L’urgence de réduire les émissions de dioxyde de carbone de 45 % d’ici 2030 et d’atteindre la neutralité carbone avant 2050 est par conséquent de plus en plus pressante. Les scientifiques tirent – encore ! – la sonnette d’alarme, en rappelant que ce sont les activités humaines qui sont responsables du réchauffement climatique, tandis que les opinions publiques s’approprient cette lutte – face à l’inefficacité des décideurs politiques – en multipliant les initiatives citoyennes (à l’instar des Marches pour le Climat). Il nous semble pertinent, dans ce contexte, de nous pencher sur la place historique de la lutte contre le changement climatique dans les négociations politiques de l’Union européenne : longtemps (auto-)présentée comme leader mondial en matière de climat, l’Union européenne s’est-elle montré à la hauteur du drame malheureusement déjà en cours qu’est le changement climatique ?
La politique de l’Union européenne mise en œuvre pour limiter le changement climatique s’inscrit d’abord dans des négociations à l’échelle internationale.

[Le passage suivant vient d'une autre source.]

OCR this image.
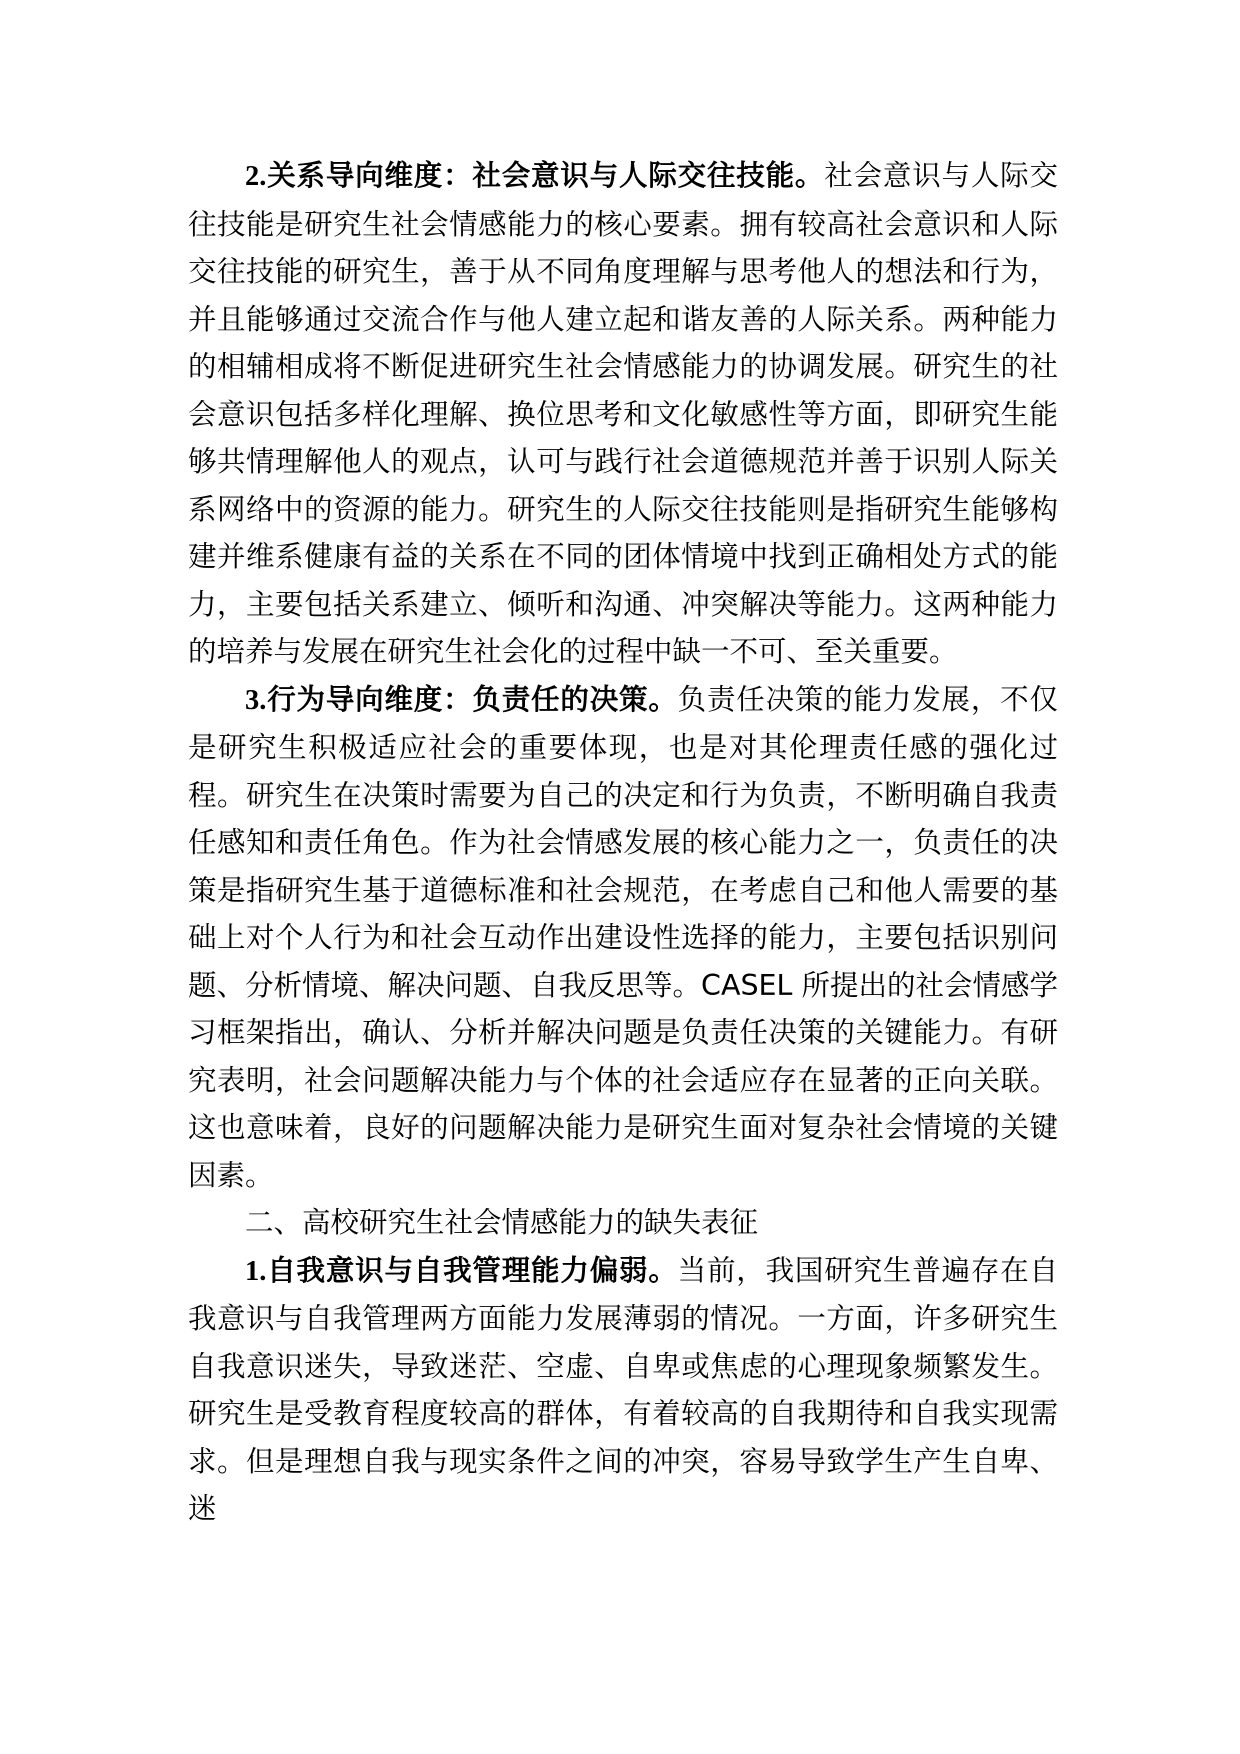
2.关系导向维度：社会意识与人际交往技能。社会意识与人际交往技能是研究生社会情感能力的核心要素。拥有较高社会意识和人际交往技能的研究生，善于从不同角度理解与思考他人的想法和行为，并且能够通过交流合作与他人建立起和谐友善的人际关系。两种能力的相辅相成将不断促进研究生社会情感能力的协调发展。研究生的社会意识包括多样化理解、换位思考和文化敏感性等方面，即研究生能够共情理解他人的观点，认可与践行社会道德规范并善于识别人际关系网络中的资源的能力。研究生的人际交往技能则是指研究生能够构建并维系健康有益的关系在不同的团体情境中找到正确相处方式的能力，主要包括关系建立、倾听和沟通、冲突解决等能力。这两种能力的培养与发展在研究生社会化的过程中缺一不可、至关重要。

3.行为导向维度：负责任的决策。负责任决策的能力发展，不仅是研究生积极适应社会的重要体现，也是对其伦理责任感的强化过程。研究生在决策时需要为自己的决定和行为负责，不断明确自我责任感知和责任角色。作为社会情感发展的核心能力之一，负责任的决策是指研究生基于道德标准和社会规范，在考虑自己和他人需要的基础上对个人行为和社会互动作出建设性选择的能力，主要包括识别问题、分析情境、解决问题、自我反思等。CASEL 所提出的社会情感学习框架指出，确认、分析并解决问题是负责任决策的关键能力。有研究表明，社会问题解决能力与个体的社会适应存在显著的正向关联。这也意味着，良好的问题解决能力是研究生面对复杂社会情境的关键因素。

二、高校研究生社会情感能力的缺失表征

1.自我意识与自我管理能力偏弱。当前，我国研究生普遍存在自我意识与自我管理两方面能力发展薄弱的情况。一方面，许多研究生自我意识迷失，导致迷茫、空虚、自卑或焦虑的心理现象频繁发生。研究生是受教育程度较高的群体，有着较高的自我期待和自我实现需求。但是理想自我与现实条件之间的冲突，容易导致学生产生自卑、迷
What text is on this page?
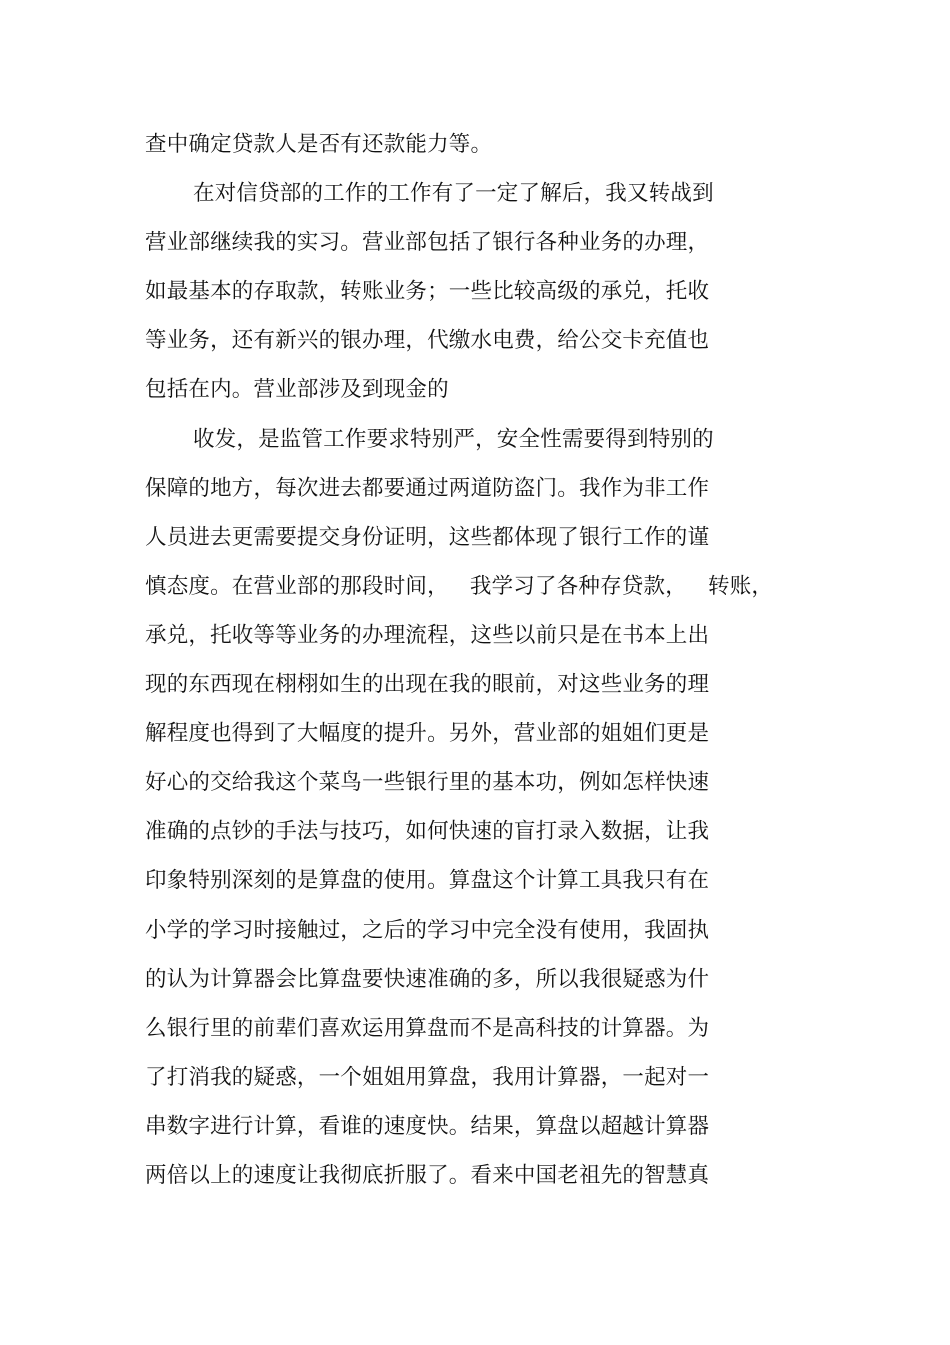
查中确定贷款人是否有还款能力等。
在对信贷部的工作的工作有了一定了解后，我又转战到
营业部继续我的实习。营业部包括了银行各种业务的办理，
如最基本的存取款，转账业务；一些比较高级的承兑，托收
等业务，还有新兴的银办理，代缴水电费，给公交卡充值也
包括在内。营业部涉及到现金的
收发，是监管工作要求特别严，安全性需要得到特别的
保障的地方，每次进去都要通过两道防盗门。我作为非工作
人员进去更需要提交身份证明，这些都体现了银行工作的谨
慎态度。在营业部的那段时间，   我学习了各种存贷款，   转账，
承兑，托收等等业务的办理流程，这些以前只是在书本上出
现的东西现在栩栩如生的出现在我的眼前，对这些业务的理
解程度也得到了大幅度的提升。另外，营业部的姐姐们更是
好心的交给我这个菜鸟一些银行里的基本功，例如怎样快速
准确的点钞的手法与技巧，如何快速的盲打录入数据，让我
印象特别深刻的是算盘的使用。算盘这个计算工具我只有在
小学的学习时接触过，之后的学习中完全没有使用，我固执
的认为计算器会比算盘要快速准确的多，所以我很疑惑为什
么银行里的前辈们喜欢运用算盘而不是高科技的计算器。为
了打消我的疑惑，一个姐姐用算盘，我用计算器，一起对一
串数字进行计算，看谁的速度快。结果，算盘以超越计算器
两倍以上的速度让我彻底折服了。看来中国老祖先的智慧真
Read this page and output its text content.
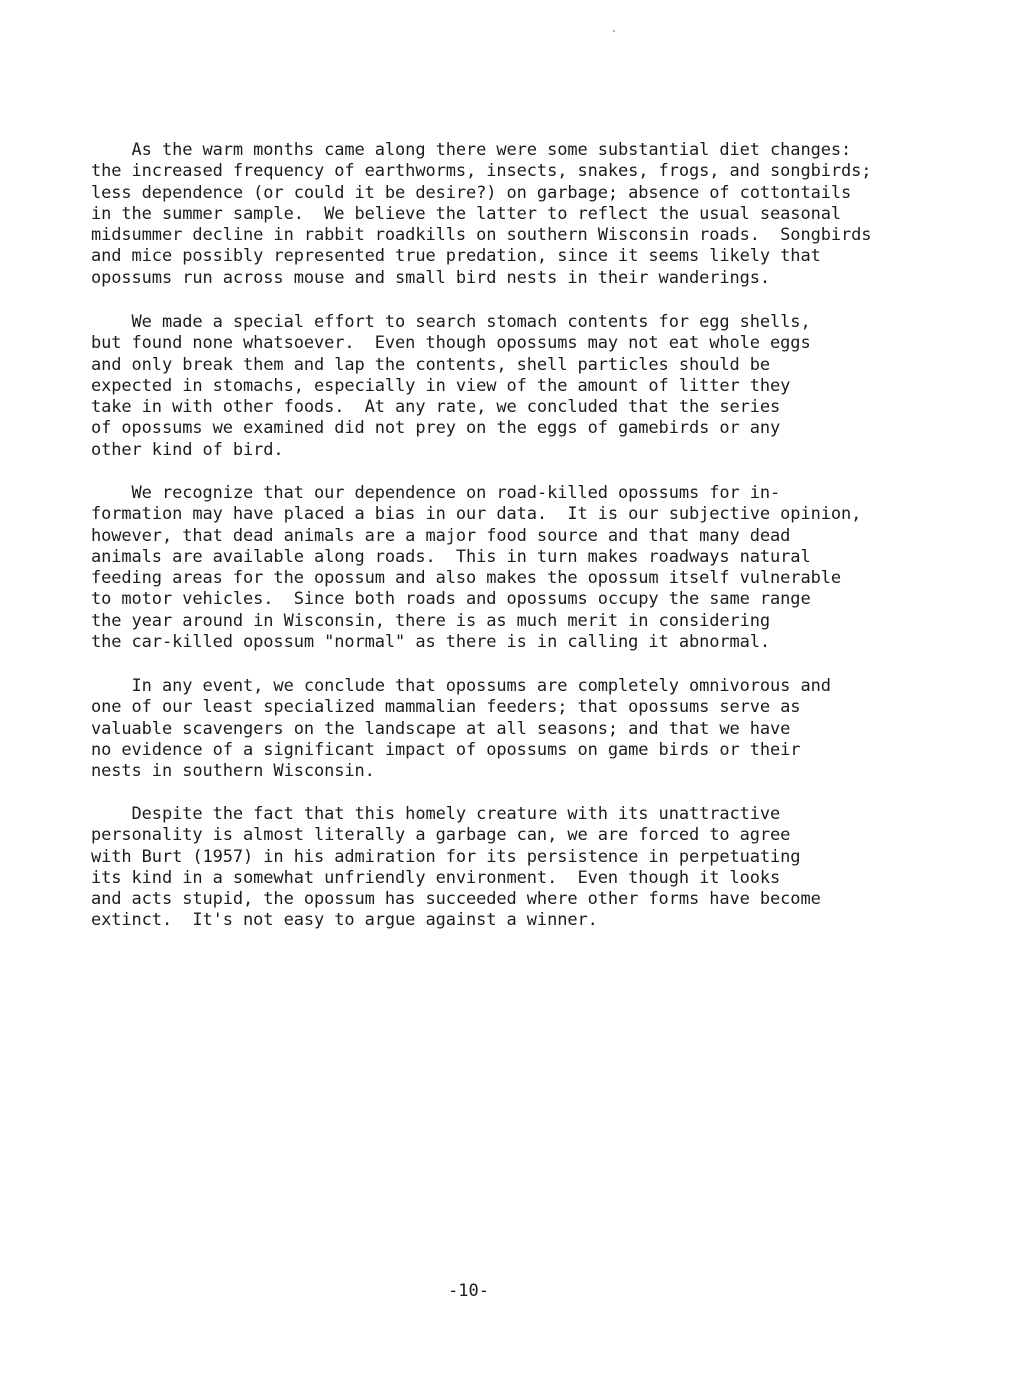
As the warm months came along there were some substantial diet changes:
the increased frequency of earthworms, insects, snakes, frogs, and songbirds;
less dependence (or could it be desire?) on garbage; absence of cottontails
in the summer sample.  We believe the latter to reflect the usual seasonal
midsummer decline in rabbit roadkills on southern Wisconsin roads.  Songbirds
and mice possibly represented true predation, since it seems likely that
opossums run across mouse and small bird nests in their wanderings.

We made a special effort to search stomach contents for egg shells,
but found none whatsoever.  Even though opossums may not eat whole eggs
and only break them and lap the contents, shell particles should be
expected in stomachs, especially in view of the amount of litter they
take in with other foods.  At any rate, we concluded that the series
of opossums we examined did not prey on the eggs of gamebirds or any
other kind of bird.

We recognize that our dependence on road-killed opossums for in-
formation may have placed a bias in our data.  It is our subjective opinion,
however, that dead animals are a major food source and that many dead
animals are available along roads.  This in turn makes roadways natural
feeding areas for the opossum and also makes the opossum itself vulnerable
to motor vehicles.  Since both roads and opossums occupy the same range
the year around in Wisconsin, there is as much merit in considering
the car-killed opossum "normal" as there is in calling it abnormal.

In any event, we conclude that opossums are completely omnivorous and
one of our least specialized mammalian feeders; that opossums serve as
valuable scavengers on the landscape at all seasons; and that we have
no evidence of a significant impact of opossums on game birds or their
nests in southern Wisconsin.

Despite the fact that this homely creature with its unattractive
personality is almost literally a garbage can, we are forced to agree
with Burt (1957) in his admiration for its persistence in perpetuating
its kind in a somewhat unfriendly environment.  Even though it looks
and acts stupid, the opossum has succeeded where other forms have become
extinct.  It's not easy to argue against a winner.

-10-
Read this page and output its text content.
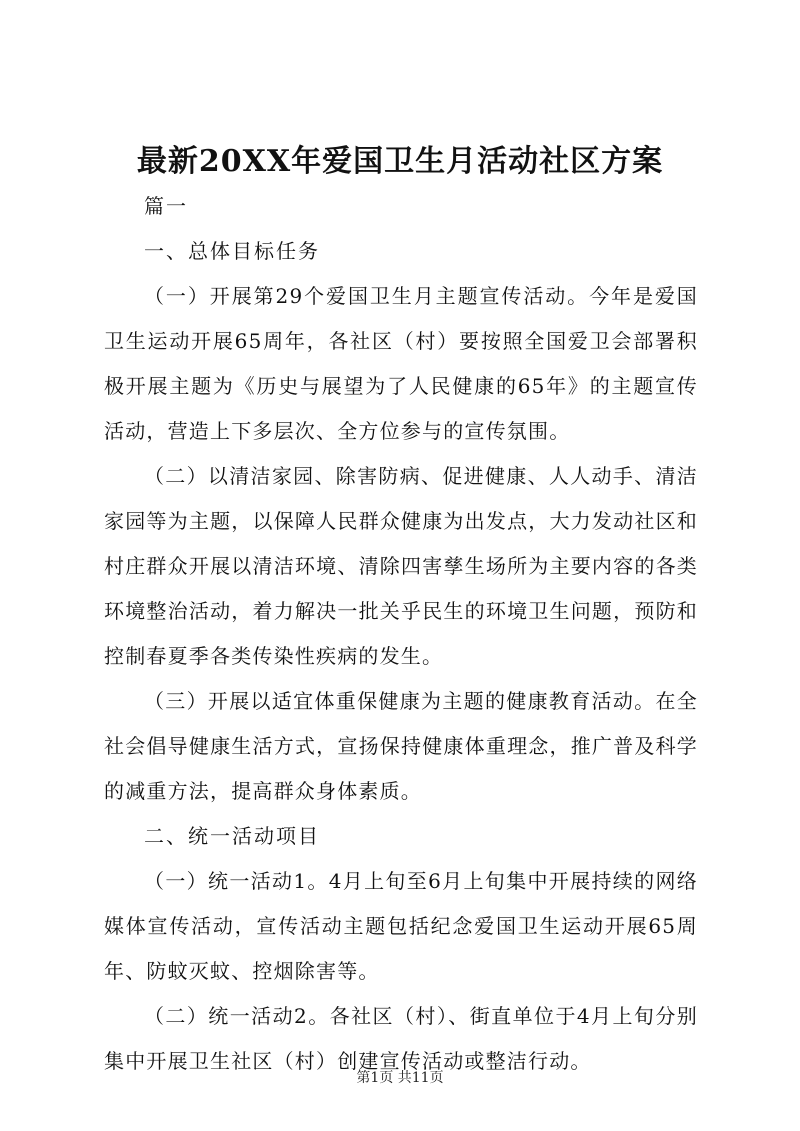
最新20XX年爱国卫生月活动社区方案

篇一

一、总体目标任务

（一）开展第29个爱国卫生月主题宣传活动。今年是爱国卫生运动开展65周年，各社区（村）要按照全国爱卫会部署积极开展主题为《历史与展望为了人民健康的65年》的主题宣传活动，营造上下多层次、全方位参与的宣传氛围。

（二）以清洁家园、除害防病、促进健康、人人动手、清洁家园等为主题，以保障人民群众健康为出发点，大力发动社区和村庄群众开展以清洁环境、清除四害孳生场所为主要内容的各类环境整治活动，着力解决一批关乎民生的环境卫生问题，预防和控制春夏季各类传染性疾病的发生。

（三）开展以适宜体重保健康为主题的健康教育活动。在全社会倡导健康生活方式，宣扬保持健康体重理念，推广普及科学的减重方法，提高群众身体素质。

二、统一活动项目

（一）统一活动1。4月上旬至6月上旬集中开展持续的网络媒体宣传活动，宣传活动主题包括纪念爱国卫生运动开展65周年、防蚊灭蚊、控烟除害等。

（二）统一活动2。各社区（村）、街直单位于4月上旬分别集中开展卫生社区（村）创建宣传活动或整洁行动。

第1页 共11页
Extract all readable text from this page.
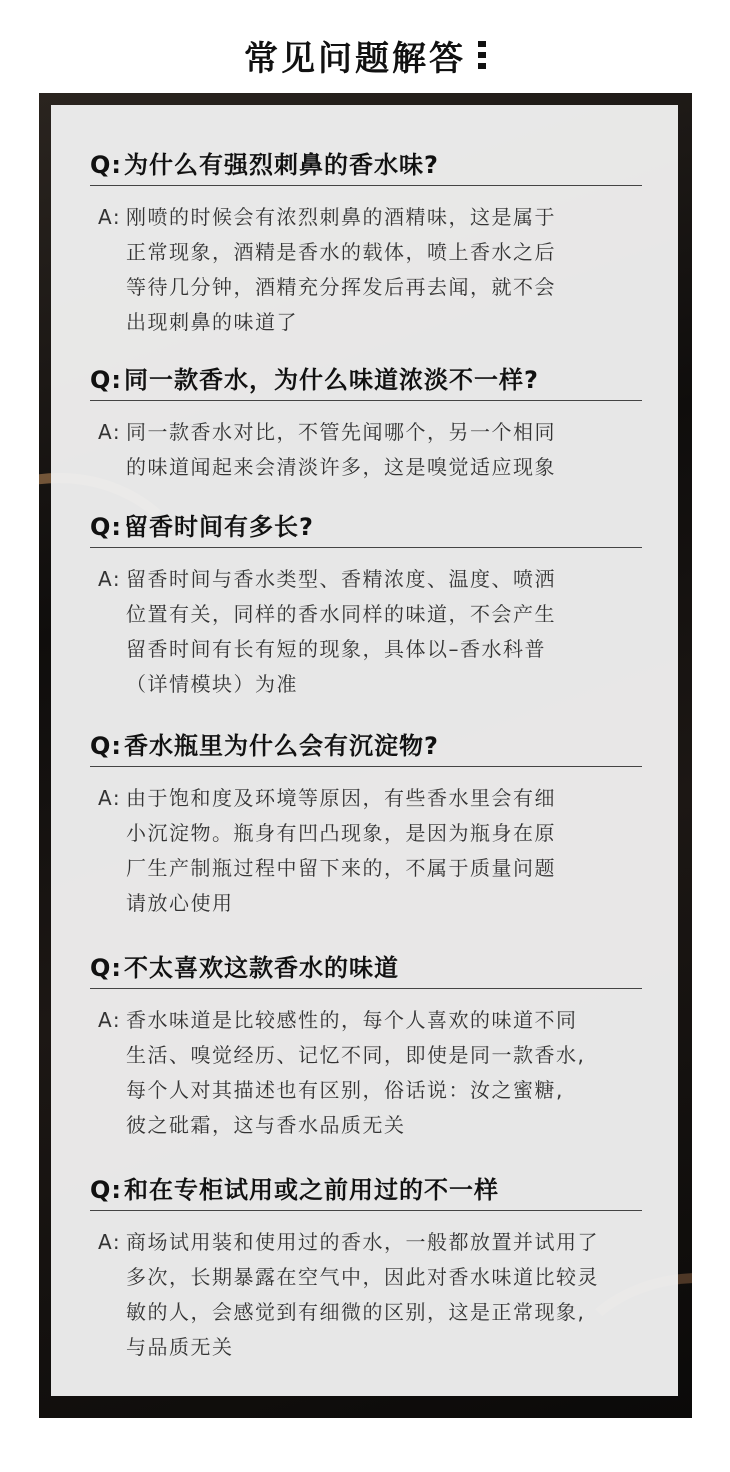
常见问题解答
Q:为什么有强烈刺鼻的香水味?
A: 刚喷的时候会有浓烈刺鼻的酒精味，这是属于
正常现象，酒精是香水的载体，喷上香水之后
等待几分钟，酒精充分挥发后再去闻，就不会
出现刺鼻的味道了
Q:同一款香水，为什么味道浓淡不一样?
A: 同一款香水对比，不管先闻哪个，另一个相同
的味道闻起来会清淡许多，这是嗅觉适应现象
Q:留香时间有多长?
A: 留香时间与香水类型、香精浓度、温度、喷洒
位置有关，同样的香水同样的味道，不会产生
留香时间有长有短的现象，具体以–香水科普
（详情模块）为准
Q:香水瓶里为什么会有沉淀物?
A: 由于饱和度及环境等原因，有些香水里会有细
小沉淀物。瓶身有凹凸现象，是因为瓶身在原
厂生产制瓶过程中留下来的，不属于质量问题
请放心使用
Q:不太喜欢这款香水的味道
A: 香水味道是比较感性的，每个人喜欢的味道不同
生活、嗅觉经历、记忆不同，即使是同一款香水,
每个人对其描述也有区别，俗话说：汝之蜜糖,
彼之砒霜，这与香水品质无关
Q:和在专柜试用或之前用过的不一样
A: 商场试用装和使用过的香水，一般都放置并试用了
多次，长期暴露在空气中，因此对香水味道比较灵
敏的人，会感觉到有细微的区别，这是正常现象,
与品质无关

En 1972, la Conférence de Stockholm réunit les États des Nations Unies qui, pour la première fois, envisagent une coordination politique internationale en matière de protection de l’environnement et de la planète. Mais la question climatique ne sera discutée en tant que telle que 20 ans plus tard. En effet, au cours du sommet de la Terre de Rio de Janeiro (3 juin-14 juin 1992), 154 pays et l’Union européenne signent la Convention-cadre des Nations unies sur les changements climatiques. La CCNUCC réunit annuellement 197 parties depuis 1995 au cours des fameuses COP (Conferences of the Parties). Ces conférences se tiennent à chaque fois dans une ville différente et rassemblent les dirigeants des parties ainsi que des acteurs non-gouvernementaux (ONG, scientifiques, etc.). Leur objectif est de dresser un état des lieux climatique et de s’accorder sur les impératifs de réduction des émissions de gaz à effet de serre. Notons que sur les 24 COP qui ont d’ores et déjà eu lieu, 11 se sont déroulées dans des villes de l’Union, ce qui témoigne d’une forte implication.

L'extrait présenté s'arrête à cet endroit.